1) Prepare a cell suspension with a density of 2*105 cells/ml and mix well.
2) Remove the ibidi angiogenic slide from which the gel has solidified from the wet box.
3). Add 50 μl of cell suspension to each well, taking care to keep the tip perpendicular to the upper well and do not touch the gel of the lower well. A row of guns can be used.
4). Also check with a checkered paper to add a sufficient amount of liquid, if not, add cell-free medium to make the upper liquid just fill up.
5). Cover the lid and let it rest. After a while, all the cells will sink to the surface of Matrigel.

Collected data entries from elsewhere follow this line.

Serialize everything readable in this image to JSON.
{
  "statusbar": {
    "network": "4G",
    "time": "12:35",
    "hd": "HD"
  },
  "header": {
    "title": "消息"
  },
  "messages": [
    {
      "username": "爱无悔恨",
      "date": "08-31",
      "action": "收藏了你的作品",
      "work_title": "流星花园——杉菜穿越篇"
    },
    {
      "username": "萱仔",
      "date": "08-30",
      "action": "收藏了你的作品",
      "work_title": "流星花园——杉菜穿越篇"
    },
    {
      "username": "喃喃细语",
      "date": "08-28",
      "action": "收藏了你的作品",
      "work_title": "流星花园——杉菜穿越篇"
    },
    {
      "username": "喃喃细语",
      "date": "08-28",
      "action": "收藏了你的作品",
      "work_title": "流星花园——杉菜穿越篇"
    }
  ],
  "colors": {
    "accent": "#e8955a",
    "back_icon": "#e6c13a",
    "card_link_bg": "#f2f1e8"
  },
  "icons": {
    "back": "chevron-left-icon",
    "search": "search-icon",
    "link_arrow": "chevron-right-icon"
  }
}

4. Collect images and count results
Images can be collected at regular intervals according to the growth rate of the cells, and the tube length, coverage area, number of loops, number of nodes are measured and recorded, and statistical analysis is performed thereon.

5. Immunofluorescence staining
Immunofluorescence staining can be performed on the tube formation results as needed.
1) Carefully remove the medium from the upper well, taking care not to touch the gel or cell network.
2). Add 50 μl of calcein (12.5 μl calcein stock 1 μg/μl) diluted in serum-free medium to a final concentration of 6.25 μg/ml (1:160).
3) Incubate for 30 minutes at room temperature in the dark.
4). Wash three times with PBS. Note that PBS should be slowly added to the upper well to avoid impacting the cells.
5). Immunofluorescence imaging was performed using 485 nm / 529 nm.

Experimental advantage
1. This experimental method can save more matrigel and reduce the cost of experiment;
2. The ibidi angiogenesis slides in the upper and lower holes can remove the concave surface and make the imaging effect better.

(The left ibidi angiogenesis slide has no concave surface, and the entire field of view is clearly visible; the right 96-well plate has a concave liquid surface, and the middle is clearly blurred.)